Escritores asesinos

La guarida del viento
Retrato del escritor Liu Yongbiao
Retrato del escritor Liu Yongbiao (Especial)

Un escritor es un criminal por naturaleza y por elección. Al ir en contra de la realidad que lo circunda, al querer inventar una nueva, es un renegado. Un lector también lo es. Los más grandes protagonistas, desde Aquiles hasta Gregorio Samsa, rompen con las reglas de la sociedad. No hay un protagonista que no viole los diez mandamientos.

En su novela Irene (2006), Pierre Lemaitre presenta la carta que el asesino en serie dirige al pequeño, romántico policía Camille Verhoeven. Una de las frases podría ser la de un escritor a un crítico literario: “Querido Comandante. Me alegra ver que se interesa por mi trabajo”. El asesino se refiere a sus crímenes (el asesinato de prostitutas de diverso calibre) como su “obra” y en su carta se despide afirmando: “Estoy seguro de que, más tarde o más temprano, retomaremos este diálogo, fructífero tanto para usted como para mí”. En esta novela, el asesino reproduce (o reescribe) los asesinatos que aparecen en algunas novelas famosas.

La relación entre un escritor y un asesino viene a colación por la noticia de la captura de Liu Yongbiao en China, que acaba de aparecer en The Guardian. Yongbiao había escrito El secreto culpable y estaba redactando su novela La bella escritora que asesinaba.
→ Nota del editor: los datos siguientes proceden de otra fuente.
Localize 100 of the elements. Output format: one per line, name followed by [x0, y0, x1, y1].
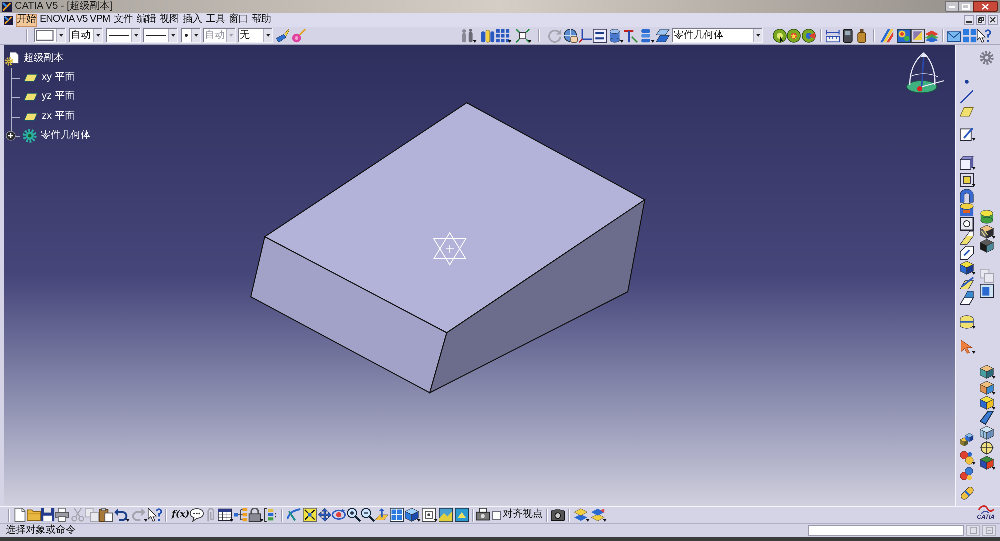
cylinder-icon[interactable]: [608, 28, 622, 42]
shadow-cube-icon[interactable]: [980, 239, 994, 253]
layered-sheets-icon[interactable]: [925, 28, 939, 42]
new-document-icon[interactable]: [13, 508, 27, 522]
zoom-in-icon[interactable]: [346, 508, 361, 522]
flyout-caret-icon[interactable]: [972, 272, 976, 275]
plane-icon[interactable]: [960, 105, 974, 119]
folder-icon[interactable]: [27, 508, 41, 522]
swatch-dropdown[interactable]: [34, 28, 66, 43]
point-icon[interactable]: [965, 80, 969, 84]
shaded-picture-icon[interactable]: [438, 508, 453, 522]
flyout-caret-icon[interactable]: [528, 40, 532, 42]
envelope-icon[interactable]: [947, 28, 961, 42]
line-style-dropdown[interactable]: [106, 28, 141, 43]
plane-stack-icon[interactable]: [656, 28, 670, 42]
ruler-icon[interactable]: [826, 28, 840, 42]
menu-item[interactable]: 开始: [16, 14, 37, 26]
close-button[interactable]: [973, 1, 998, 12]
axis-corner-icon[interactable]: [579, 28, 593, 42]
tree-item[interactable]: 零件几何体: [41, 131, 91, 142]
four-views-icon[interactable]: [390, 508, 404, 522]
menu-item[interactable]: 文件: [113, 14, 134, 26]
paint-brush-icon[interactable]: [276, 28, 290, 42]
point-style-dropdown[interactable]: [181, 28, 201, 43]
zoom-out-icon[interactable]: [360, 508, 375, 522]
normal-view-icon[interactable]: [374, 508, 389, 522]
flyout-caret-icon[interactable]: [992, 467, 996, 470]
menu-item[interactable]: 帮助: [251, 14, 272, 26]
dot-grid-icon[interactable]: [496, 28, 510, 42]
axis-tee-icon[interactable]: [624, 28, 638, 42]
disc-wedge-icon[interactable]: [802, 28, 816, 42]
extruded-block-icon[interactable]: [960, 156, 974, 170]
tree-graph-icon[interactable]: [234, 508, 248, 522]
framed-block-icon[interactable]: [960, 173, 974, 187]
tree-item[interactable]: xy 平面: [42, 72, 75, 83]
layers-icon[interactable]: [574, 508, 588, 522]
arch-icon[interactable]: [960, 189, 974, 203]
part-body-dropdown[interactable]: 零件几何体: [672, 28, 763, 43]
gear-icon[interactable]: [980, 51, 994, 65]
rounded-slab-icon[interactable]: [960, 315, 974, 329]
bracket-list-icon[interactable]: [264, 508, 278, 522]
swap-space-icon[interactable]: [454, 508, 469, 522]
table-icon[interactable]: [218, 508, 232, 522]
colored-figures-icon[interactable]: [481, 28, 495, 42]
expand-plus-icon[interactable]: [6, 131, 16, 142]
dropdown[interactable]: 自动: [69, 28, 103, 43]
cylinder-cap-icon[interactable]: [960, 203, 974, 217]
iso-cube-icon[interactable]: [404, 508, 419, 522]
capsule-icon[interactable]: [960, 486, 974, 500]
flyout-caret-icon[interactable]: [972, 167, 976, 170]
undo-arrow-icon[interactable]: [114, 508, 128, 522]
menu-item[interactable]: 工具: [205, 14, 226, 26]
wedge-icon[interactable]: [960, 231, 974, 245]
line-icon[interactable]: [960, 90, 974, 104]
slotted-block-icon[interactable]: [960, 246, 974, 260]
sketch-pencil-icon[interactable]: [960, 127, 974, 141]
formula-button[interactable]: f(x): [172, 508, 190, 522]
tree-root-item[interactable]: 超级副本: [24, 54, 64, 64]
flyout-caret-icon[interactable]: [992, 236, 996, 239]
pointer-arrow-icon[interactable]: [960, 340, 974, 354]
maximize-button[interactable]: [959, 1, 973, 12]
shaded-panel-icon[interactable]: [911, 28, 925, 42]
camera-icon[interactable]: [550, 508, 565, 522]
mdi-close-button[interactable]: [988, 15, 998, 25]
framed-panel-icon[interactable]: [980, 284, 994, 298]
flyout-caret-icon[interactable]: [651, 40, 655, 42]
app-logo-icon[interactable]: [4, 16, 13, 24]
block-pair-icon[interactable]: [960, 433, 974, 447]
loft-icon[interactable]: [960, 277, 974, 291]
flyout-caret-icon[interactable]: [992, 376, 996, 379]
flyout-caret-icon[interactable]: [992, 407, 996, 410]
bottle-icon[interactable]: [855, 28, 869, 42]
speech-bubble-icon[interactable]: [190, 508, 204, 522]
shaded-cube-icon[interactable]: [980, 456, 994, 470]
tree-item[interactable]: zx 平面: [42, 112, 75, 122]
padlock-icon[interactable]: [248, 508, 262, 522]
flyout-caret-icon[interactable]: [508, 40, 512, 42]
flyout-caret-icon[interactable]: [972, 138, 976, 141]
flyout-caret-icon[interactable]: [972, 351, 976, 354]
cylinder-icon[interactable]: [980, 210, 994, 224]
handset-icon[interactable]: [841, 28, 855, 42]
fly-path-icon[interactable]: [286, 508, 301, 522]
flyout-caret-icon[interactable]: [972, 326, 976, 329]
heat-map-icon[interactable]: [897, 28, 911, 42]
flyout-caret-icon[interactable]: [992, 392, 996, 395]
open-box-icon[interactable]: [980, 381, 994, 395]
tree-item[interactable]: yz 平面: [42, 92, 75, 102]
cube-icon[interactable]: [960, 261, 974, 275]
box-solid-drawing[interactable]: [250, 102, 646, 394]
checkbox[interactable]: [492, 510, 501, 520]
command-input-field[interactable]: [808, 525, 964, 536]
minimize-button[interactable]: [945, 1, 959, 12]
disc-cursor-icon[interactable]: [773, 28, 787, 42]
flyout-caret-icon[interactable]: [473, 40, 477, 42]
figures-icon[interactable]: [461, 28, 475, 42]
slanted-slab-icon[interactable]: [980, 411, 994, 425]
paint-stripes-icon[interactable]: [880, 28, 894, 42]
menu-item[interactable]: 视图: [159, 14, 180, 26]
help-cursor-icon[interactable]: [977, 28, 991, 42]
readout-lines-icon[interactable]: [593, 28, 607, 42]
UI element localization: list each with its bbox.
En esta última cuenta la historia de una novelista con un pasado criminal que elude a la justicia. La policía descubrió que esa era la historia de Yongbiao que hace dos décadas asesinó a cuatro personas. Cuando la policía fue a detenerlo, el escritor les dijo: “Hace tiempo que los esperaba”.

El caso de Yongbiao recuerda al del escritor holandés Richard Klinkhamer que en 1991 asesinó a su mujer, la enterró en el jardín y luego escribió una novela sobre el hecho. La policía sin embargo no consideró el libro como evidencia y no fue hasta que los nuevos inquilinos de la casa encontraron los huesos de la esposa que lo detuvieron. Klinkhamer fue sentenciado en 2001, salió de la cárcel por buena conducta dos años después y murió apaciblemente en 2016 a los 68 años.

En su gran artículo “Al pie de la letra”, Julio Ramón Ribeyro cuenta la historia de Akito Kamura, un estudiante de La Sorbona, feo y ensimismado. Kamura se toma tan en serio los poemas de amor que estudia, que decide asesinar y devorar a una joven que lo atrae. Cumple así con la consigna poética de la unión de Eros y Tanatos. Kamura representa la vocación de escritores y lectores: las palabras de ficción son nuestro destino verdadero.